Finally, I can put the red pen away, and I’ll have President I can be proud of, both grammatically and rhetorically.  Obama speaks as if he is writing a good novel, each sentence tightly structured, with multiple clauses and phrases, all properly coordinated, and composed of real words – used properly.  

The (grammar) nightmare is over.

Take a look at the opening of Obama’s victory speech, in which he demonstrates gold-medal verbal gymnastics:

“If there is anyone out there who still doubts that America is a place where all things are possible, who still wonders if the dream of our founders is alive in our time, who still questions the power of our democracy, tonight is your answer.”

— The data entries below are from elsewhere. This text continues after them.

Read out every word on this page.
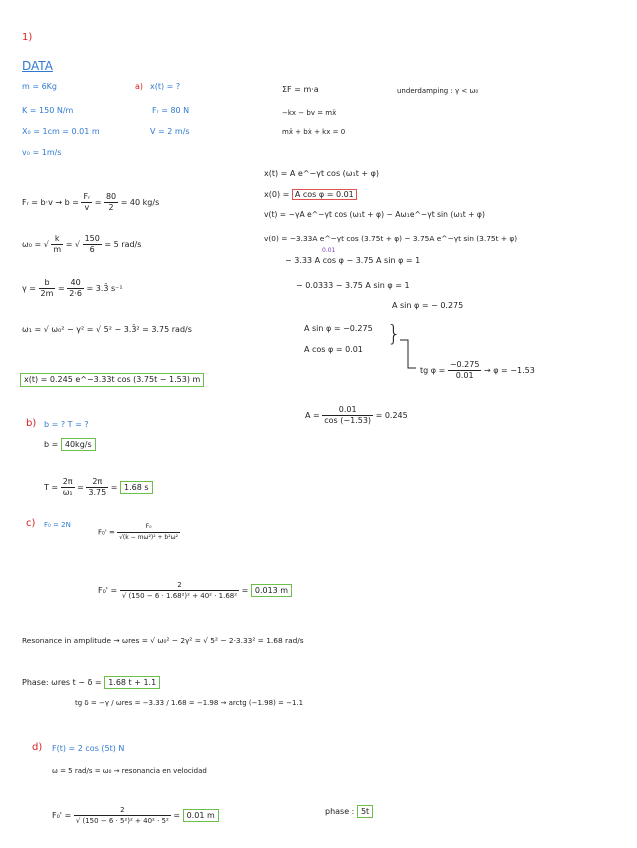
1)
DATA
m = 6Kg
K = 150 N/m
X₀ = 1cm = 0.01 m
v₀ = 1m/s
a) x(t) = ?
Fᵣ = 80 N
V = 2 m/s
Fᵣ = $b\cdot v \to b = \frac{\text{Fᵣ}}{v} = \frac{80}{2} = 40$ kg/s
ω₀ = √ $\frac{k}{m}$ = √ $\frac{150}{6} = 5$ rad/s
$\gamma = \frac{b}{2m} = \frac{40}{2\cdot 6}$ = 3.3̄ s⁻¹
ω₁ = √ ω₀² − γ² = √ 5² − 3.3̄² = 3.75 rad/s
x(t) = 0.245 e^−3.33t cos (3.75t − 1.53) m
ΣF = m·a	underdamping : γ < ω₀
−kx − bv = mẍ
mẍ + bẋ + kx = 0
x(t) = A e^−γt cos (ω₁t + φ)
x(0) = A cos φ = 0.01
v(t) = −γA e^−γt cos (ω₁t + φ) − Aω₁e^−γt sin (ω₁t + φ)
v(0) = −3.33A e^−γt cos (3.75t + φ) − 3.75A e^−γt sin (3.75t + φ)
0.01
− 3.33 A cos φ − 3.75 A sin φ = 1
− 0.0333 − 3.75 A sin φ = 1
A sin φ = − 0.275
A sin φ = −0.275
A cos φ = 0.01
}
tg $\varphi = \frac{-0.275}{0.01} \to \varphi = -1.53$
$A = \frac{0.01}{\cos (-1.53)} = 0.245$
b) b = ? T = ?
b = 40kg/s
$T = \frac{2\pi}{\text{ω₁}} = \frac{2\pi}{3.75} = 1.68$ s
c) F₀ = 2N
$F_0' = \frac{\text{F₀}}{\text{√(k − mω²)² + b²ω²}}$
$F_0' = \frac{2}{\text{√ (150 − 6 · 1.68²)² + 40² · 1.68²}} = 0.013$ m
Resonance in amplitude → ωres = √ ω₀² − 2γ² = √ 5² − 2·3.33² = 1.68 rad/s
Phase: ωres t − δ = 1.68 t + 1.1
tg δ = −γ / ωres = −3.33 / 1.68 = −1.98 → arctg (−1.98) = −1.1
d) F(t) = 2 cos (5t) N
ω = 5 rad/s = ω₀ → resonancia en velocidad
$F_0' = \frac{2}{\text{√ (150 − 6 · 5²)² + 40² · 5²}} = 0.01$ m	phase : 5t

In just a single sentence, Obama uses multiple adjective clauses, all yolked together with expert precision, yet absolute clarity – sophisticated yet simple. He then repeats the word “answer” in the next three paragraphs to build a rhetorical rhythm, illustrating the relationship between his historic win, the civil rights movement, and the goals of the Founder’s themselves, like a gymnast performing a challenging routine, or a quilter weaving a complex tapestry.

Obama makes even clichés sound fresh, by using such innovative linguistic tricks as “adjectives”:  Let us remember that, if this financial crisis taught us anything, it's that we cannot have a thriving Wall Street while Main Street suffers.”

And who could forget the soon-to-be historic biography of 106 year old Ann Nixon Cooper? Through the eyes of Ms. Nixon, Obama shows us our past, our troubled present, and a hopeful future, which even Joe the Plumber couldn’t help to become teary-eyed at:

“She was there for the buses in Montgomery, the hoses in Birmingham, a bridge in Selma, and a preacher from Atlanta who told a people that ‘We Shall Overcome.’ Yes we can.”

And from here, Obama builds another rhetorical rhythm with “Yes We Can,” stitching the audience themselves into the eternal tapestry of history in the making, making each of us feel part of solving this troubled present, through words alone.

In fact, Obama is such a remarkable orator, that rumors have spread that he is actually hypnotizing us, to “make you feel like the decision to support Obama is your own, when it is really, at least for many, implanted artificially through hypnosis.” (and, as one astute forum poster responded “It’s called good public speaking”).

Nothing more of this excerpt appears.